Rappers who make albums that are widely considered underwhelming- from Mode nine to Reminisce- are quick to go on the defensive, eager to excuse themselves from complicity in the churning out of subpar material.
‘’We gave the people what they want’’ they say with all the condescension worthy of their talent. ‘’We wanted to go commercial’’ their noisiest trumpeters holler before going on a mostly pointless, usually long winded rant about how compromises have to be made on the long journey to fame. As if the very idea of popular music and quality are mutually exclusive.
Stories that touch.
They must have never heard of Taylor Swift.
It is against this backdrop that Falz (born Folarin Falana) drops his sophomore album, a red hot light on its feet accomplishment that floats like a butterfly but stings like a bee. His debut disc, Whazup Guy released last year was a painfully underrated, perhaps premature product that nevertheless introduced him properly to an accepting audience, thanks in no part to breakout songs like Marry me with Yemi Alade and Poe.
But it was with comedy that Falz found mainstream success as he leveraged on his comic talents and social media clout to penetrate the music market further. His alter ego, created in the mould of Funke Akindele’s Jenifa is that of an unrefined Yoruba demon who manages to ride the crest of whatever pop culture phenomenon is hot at the moment. Ello bae was the perfect mix of music, comedy and social media light bulb moment. With major visibility going for him, a follow up album was a no brainer.
Stories that touch opens smartly with Kabiyesi featuring the ululating drama soul of Oyinkansola. It goes down easy and sets the stage for finer things to come. Of these, few are better than Soft work produced by Sess (who does the bulk of the album’s work), a bright bubbly rap single featuring breezy wordplay and punchlines that come across so effortlessly yet hit their mark with precision. Exhibit 1: Even real talent gan still need promo/ If you fake your own death you fit still no blow. Skibii probably dies a little more every time this song comes on.
The eargasm continues with the previously released Karishika where Falz and Phyno put in effort to outperform the other with lines that stick. It is an aural delight this one. The piano strings that begin Soldier are deceptively mellow as Simi launches into a stunning chorus that is far from demure. She proves a more than formidable match for Falz’ bullying soldier and gives as good as she gets. Airing their frustrations with the other, both make up the one of the strongest collaborative teams heard on record in a while.

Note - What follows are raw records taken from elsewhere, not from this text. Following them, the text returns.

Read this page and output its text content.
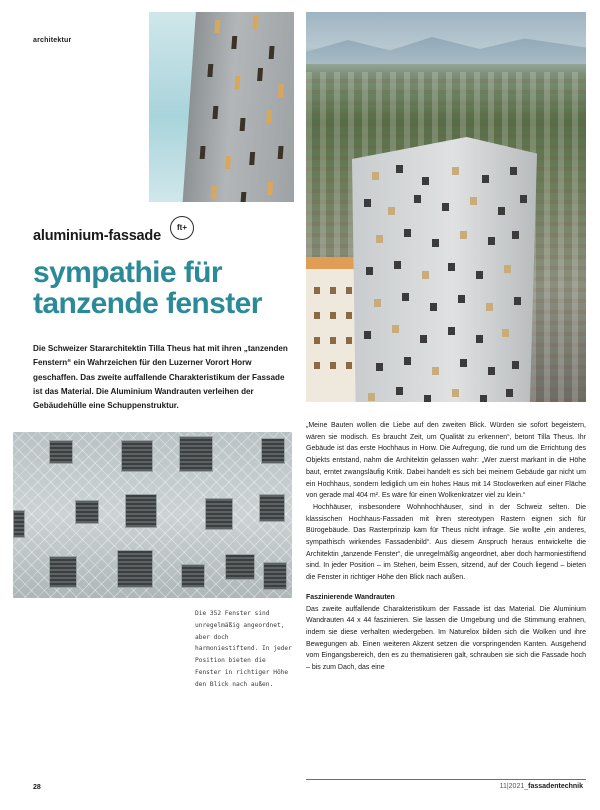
architektur
aluminium-fassade
ft+
sympathie für tanzende fenster
Die Schweizer Stararchitektin Tilla Theus hat mit ihren „tanzenden Fenstern“ ein Wahrzeichen für den Luzerner Vorort Horw geschaffen. Das zweite auffallende Charakteristikum der Fassade ist das Material. Die Aluminium Wandrauten verleihen der Gebäudehülle eine Schuppenstruktur.
Die 352 Fenster sind unregelmäßig angeordnet, aber doch harmoniestiftend. In jeder Position bieten die Fenster in richtiger Höhe den Blick nach außen.

„Meine Bauten wollen die Liebe auf den zweiten Blick. Würden sie sofort begeistern, wären sie modisch. Es braucht Zeit, um Qualität zu erkennen“, betont Tilla Theus. Ihr Gebäude ist das erste Hochhaus in Horw. Die Aufregung, die rund um die Errichtung des Objekts entstand, nahm die Architektin gelassen wahr: „Wer zuerst markant in die Höhe baut, erntet zwangsläufig Kritik. Dabei handelt es sich bei meinem Gebäude gar nicht um ein Hochhaus, sondern lediglich um ein hohes Haus mit 14 Stockwerken auf einer Fläche von gerade mal 404 m². Es wäre für einen Wolkenkratzer viel zu klein.“

Hochhäuser, insbesondere Wohnhochhäuser, sind in der Schweiz selten. Die klassischen Hochhaus-Fassaden mit ihren stereotypen Rastern eignen sich für Bürogebäude. Das Rasterprinzip kam für Theus nicht infrage. Sie wollte „ein anderes, sympathisch wirkendes Fassadenbild“. Aus diesem Anspruch heraus entwickelte die Architektin „tanzende Fenster“, die unregelmäßig angeordnet, aber doch harmoniestiftend sind. In jeder Position – im Stehen, beim Essen, sitzend, auf der Couch liegend – bieten die Fenster in richtiger Höhe den Blick nach außen.

Faszinierende Wandrauten

Das zweite auffallende Charakteristikum der Fassade ist das Material. Die Aluminium Wandrauten 44 x 44 faszinieren. Sie lassen die Umgebung und die Stimmung erahnen, indem sie diese verhalten wiedergeben. Im Naturelox bilden sich die Wolken und ihre Bewegungen ab. Einen weiteren Akzent setzen die vorspringenden Kanten. Ausgehend vom Eingangsbereich, den es zu thematisieren galt, schrauben sie sich die Fassade hoch – bis zum Dach, das eine

28	11|2021_fassadentechnik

Clap with Reminisce is a venture into trap music that plays well. It is in similar territory with Reminisce’s innuendo heavy Tesojue and Skilashi and the laviscious rapper is all too happy to dish out lines like Oya spread your legs like a rumour. Chardonnay music is almost perfect, boasting a superior verse about Lagos from Falz’ regular collaborator Poe that should be ingested, digested and regurgitated again for its sheer awesomeness.
Falz may be born of privilege (his father is prominent lawyer, Femi Falana) but the working man theme runs deep in his work. His regular Joe appearance, relatable lyrics and alter ego all identify with the common man.
Workaholic, heavily inspired by Fela’s Afrobeat sounds sharply reminds why it important to remember to catch up on much needed rest despite gruelling schedules. On Soft work, he traces the importance of working smart as opposed to working hard.
My People is more upscale in ambitions, as Falz casts himself in the role of the jet setting lover boy with a paramore in every part of the country. He also finds time to recognise the ambition and industry of the average Nigerian. Celebrity girlfriend is a fun, harmless fantasia of dating above one’s means using every popular Nollywood actress as a reference point.
The downers here are Kawosoke, a party starter that doesn’t quite get the party started and a midway skit that isn’t as funny as Falz fancies. He falls into the trap of making a wedding song and deceives Bez into slumming it on a pseudo highlife Love you pass.
Falz succeeds in making a sophomore record that is more accessible than his debut without exactly dumbing down his material. Stories that touch is welcoming, witty and does not fall into the trap of taking itself too seriously. It is what popular music should be; fun and enjoyable with no paid PR guru lurking in the shadows at every turn to explain reasons for the selection of songs that made the final cut.
No one cares sir.
Just give us music to entertain and inspire. Falz gets that.